Glomeruli targeted by TRPM5-expressing OSNs were detected as GFP-positive glomeruli in TRPM5-GFP mice. (A and B) Whole-mount images showing GFP-positive axons and targeted glomeruli in medial (A) and lateral (B) surfaces of the olfactory bulb. (C) A transverse section showing GFP-positive glomeruli.

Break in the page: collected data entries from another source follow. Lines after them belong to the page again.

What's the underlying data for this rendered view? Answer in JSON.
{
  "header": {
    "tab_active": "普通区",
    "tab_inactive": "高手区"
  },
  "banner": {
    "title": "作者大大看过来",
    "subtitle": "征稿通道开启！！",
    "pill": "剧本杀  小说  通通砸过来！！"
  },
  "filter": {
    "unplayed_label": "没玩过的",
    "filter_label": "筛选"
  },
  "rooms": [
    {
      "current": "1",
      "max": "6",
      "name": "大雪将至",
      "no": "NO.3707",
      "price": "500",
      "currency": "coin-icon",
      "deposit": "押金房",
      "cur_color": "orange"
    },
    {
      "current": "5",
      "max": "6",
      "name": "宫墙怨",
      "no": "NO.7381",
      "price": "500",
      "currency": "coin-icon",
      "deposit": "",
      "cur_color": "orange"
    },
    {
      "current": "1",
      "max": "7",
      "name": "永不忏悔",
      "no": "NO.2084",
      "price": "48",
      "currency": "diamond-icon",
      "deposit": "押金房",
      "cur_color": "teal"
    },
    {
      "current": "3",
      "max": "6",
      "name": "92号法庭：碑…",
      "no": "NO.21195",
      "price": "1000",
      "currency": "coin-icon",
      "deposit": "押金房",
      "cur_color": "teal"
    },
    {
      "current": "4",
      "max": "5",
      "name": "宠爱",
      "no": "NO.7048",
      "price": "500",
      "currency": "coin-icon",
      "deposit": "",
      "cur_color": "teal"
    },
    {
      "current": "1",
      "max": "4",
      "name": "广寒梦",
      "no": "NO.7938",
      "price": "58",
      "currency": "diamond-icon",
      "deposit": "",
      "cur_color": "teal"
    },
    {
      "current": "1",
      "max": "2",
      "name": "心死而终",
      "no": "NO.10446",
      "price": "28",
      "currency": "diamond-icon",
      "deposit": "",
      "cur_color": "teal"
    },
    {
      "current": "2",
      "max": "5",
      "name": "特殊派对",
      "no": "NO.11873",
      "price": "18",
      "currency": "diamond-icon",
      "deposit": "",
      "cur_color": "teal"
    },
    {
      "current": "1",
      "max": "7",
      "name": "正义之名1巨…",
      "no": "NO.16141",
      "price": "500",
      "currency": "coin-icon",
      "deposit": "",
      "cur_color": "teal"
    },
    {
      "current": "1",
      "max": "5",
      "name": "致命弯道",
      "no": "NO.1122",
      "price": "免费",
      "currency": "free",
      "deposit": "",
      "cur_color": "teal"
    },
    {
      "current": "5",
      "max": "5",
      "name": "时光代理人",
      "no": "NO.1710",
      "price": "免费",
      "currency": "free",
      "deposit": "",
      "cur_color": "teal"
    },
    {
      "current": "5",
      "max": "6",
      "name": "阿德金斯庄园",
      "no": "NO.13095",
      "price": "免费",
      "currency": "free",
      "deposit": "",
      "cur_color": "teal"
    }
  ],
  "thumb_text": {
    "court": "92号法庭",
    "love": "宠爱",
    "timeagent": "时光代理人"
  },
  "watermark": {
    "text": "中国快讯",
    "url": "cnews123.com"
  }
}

A line drawn through the subventricular zone is the axis used to map glomeruli in D and E. m, medial; l, lateral. (D) A representative 2D map showing location of GFP-positive glomeruli along the rostrocaudal distance and angle around the transverse section. (E) A pseudocolor rendering of the average number of glomeruli in bins of 10° and 72 μm (average from six bulbs), showing that the highest density of GFP-positive glomeruli was located in the ventral region of the bulb. (F–H) Representative glomeruli that were activated by the pheromone DMP (F), the sex-specific odorant MTMT (G), and soiled bedding from a mating pair (H). Activated glomeruli were identified by numerous Fos-expressing periglomerular neurons (red). GFP antibody immunohistochemistry was used in C and F–H. (Scale bars: A and B, 1 mm; C, 100 μm; F–H, 20 μm.)

Fig. 5.

EOG recordings from wild-type (TRPM5 +/+) and TRPM5 knockout (TRPM5 −/−) mice. (A) Representative EOG traces. (B) Average peak EOG responses to different odors (n = 4–12). There was no significant difference between knockout and control (P < 0.7 for ANOVA). All odorants were presented at 100 μM in Ringer's, and forskolin was presented at a concentration significantly below saturation (20 μM). A 1 mM concentration of 3-isobutyl-1-methylxanthine (IBMX) elicited a saturating response (≈4 mV; data not shown). (C) In wild-type mice, the ACIII inhibitor SQ33256 (300 μm) suppressed EOG responses induced by forskolin (an ACIII activator) and lilial to a larger extent than responses induced by the pheromones 2-heptanone and DMP (n = 4). This differential inhibition disappeared in the knockout animals. A mixed ANOVA with mouse strain and odor as fixed factors and mouse as a random effect yielded a P value of 0.036 for a strain–odor interaction. Post hoc Tukey–Kramer tests showed that the difference in inhibition between forskolin or lilial and the pheromones DMP and 2-heptanone is not significant in the knockouts (post hoc P values >0.05 in the knockout and <0.05 in the controls). Error bars are SEM.